Streamlined diesel locomotive

The EMD LWT12 is a diesel–electric power car that was built in 1955 by General Motors Electro-Motive Division (EMD), to pull a lightweight passenger trainset. The General Motors Company developed both components under the project name, Train Y, but later marketed them as the Aerotrain. Diesel power was provided by an EMD 567C 12-cylinder engine, which produced 1200 hp. Two other GM Diesel engines provided current for train-heating, lighting and air-conditioning.

The LWT12 was underpowered, especially on grades, and the Santa Fe and Union Pacific Railroads were required to supply a "helper" unit to assist them in service. The LWT12 was essentially an EMD SW1200 switcher locomotive, suitably geared for high-speed passenger service (83 mph) and wrapped in a distinctive aerodynamic shell. Its industrial styling was inspired by the hoods and grills of futuristic automobiles then on GM's drawing boards.

Originally, the EMD LWT12 was intended to be part of an inseparable set along with ten specially designed high-speed, low-cost, 40 ft passenger cars. These cars were built from bus bodies sourced from GM's GMC division which were then widened by 18 in, had their front and rear modified and were attached to a generic undercarriage.

The advantages of this design were that instead of refurbishing the whole carriage, the body mounted on the undercarriage would be scrapped in whole and a complete new modified bus body would be installed in its place with all of the different technical advances that had been developed, essentially resulting in a completely new car for a fraction of the cost. Also, all parts used by these carriages were sourced internally by GM and were also used in other products.

All of this meant that initial outlay, as well as maintenance costs, were significantly lower than traditional passenger cars resulting in a situation where railroad companies could offer rail fares similar to bus fares of the time. This design, as well as the EMD LWT12 were the cover feature article of the September 1955 Popular Mechanics magazine. Two of these whole train sets were built for the purpose of being driven across the United States for public viewing.

Only three LWT12 units were built. The first, EMD serial number 20826, entered service on the Chicago, Rock Island and Pacific Railroad (the Rock Island line) the Jet Rocket train between Chicago and Peoria. The unit later became the Rock Island's locomotive number 1. The American Car and Foundry Company constructed the train's Talgo II coaches.

The Rock Island preferred the single-axle Talgo cars over the double-axle GM bus-body coaches being built for the Aerotrain. But they were also drawn to the futuristic styling of GM's locomotive, over the more traditional look of the Fairbanks-Morse unit selected by ACF to pull the Talgo cars, so the railroad mated the two to form a unique lightweight consist of its own.

The second and third GM diesels, EMD serial numbers 21463 and 21464, powered the two GM Aerotrain demonstrators that toured the country in 1955, before being leased to four railroads for revenue service testing in 1956–1957. All of the roads rejected the Aerotrain, and the two GM demonstrators were eventually sold at great discount to the Rock Island Line, where they joined the Jet Rocket hybrid.

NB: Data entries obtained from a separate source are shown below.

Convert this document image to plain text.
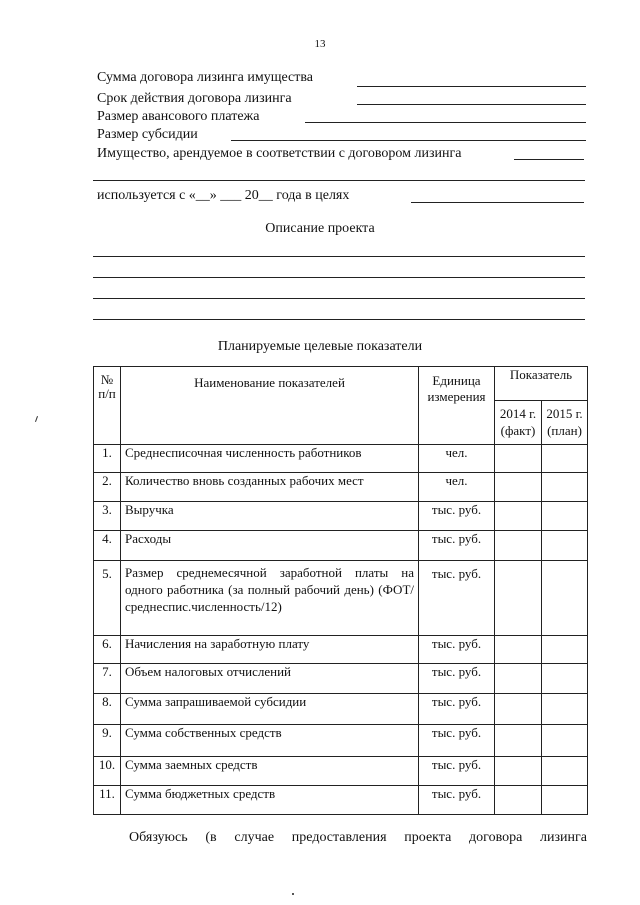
13
Сумма договора лизинга имущества
Срок действия договора лизинга
Размер авансового платежа
Размер субсидии
Имущество, арендуемое в соответствии с договором лизинга
используется с «__» ___ 20__ года в целях
Описание проекта
Планируемые целевые показатели
№ п/п	Наименование показателей	Единица измерения	Показатель	
			2014 г. (факт)	2015 г. (план)
1.	Среднесписочная численность работников	чел.		
2.	Количество вновь созданных рабочих мест	чел.		
3.	Выручка	тыс. руб.		
4.	Расходы	тыс. руб.		
5.	Размер среднемесячной заработной платы на одного работника (за полный рабочий день) (ФОТ/среднеспис.численность/12)	тыс. руб.		
6.	Начисления на заработную плату	тыс. руб.		
7.	Объем налоговых отчислений	тыс. руб.		
8.	Сумма запрашиваемой субсидии	тыс. руб.		
9.	Сумма собственных средств	тыс. руб.		
10.	Сумма заемных средств	тыс. руб.		
11.	Сумма бюджетных средств	тыс. руб.		
Обязуюсь (в случае предоставления проекта договора лизинга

Two of the three LWT12 locomotives continued in commuter service with the Aerotrain coaches, until retired in 1965.

The EMD LWT12 locomotives and several passenger cars of the two General Motors Aerotrains are presently on display within the United States. The National Railroad Museum in Green Bay, Wisconsin now exhibits the Chicago, Rock Island and Pacific Railroad's Aerotrain locomotive number 2. The National Museum of Transportation in Kirkwood, Missouri (near St. Louis) exhibits the Rock Island's Aerotrain locomotive number 3 and two passenger cars.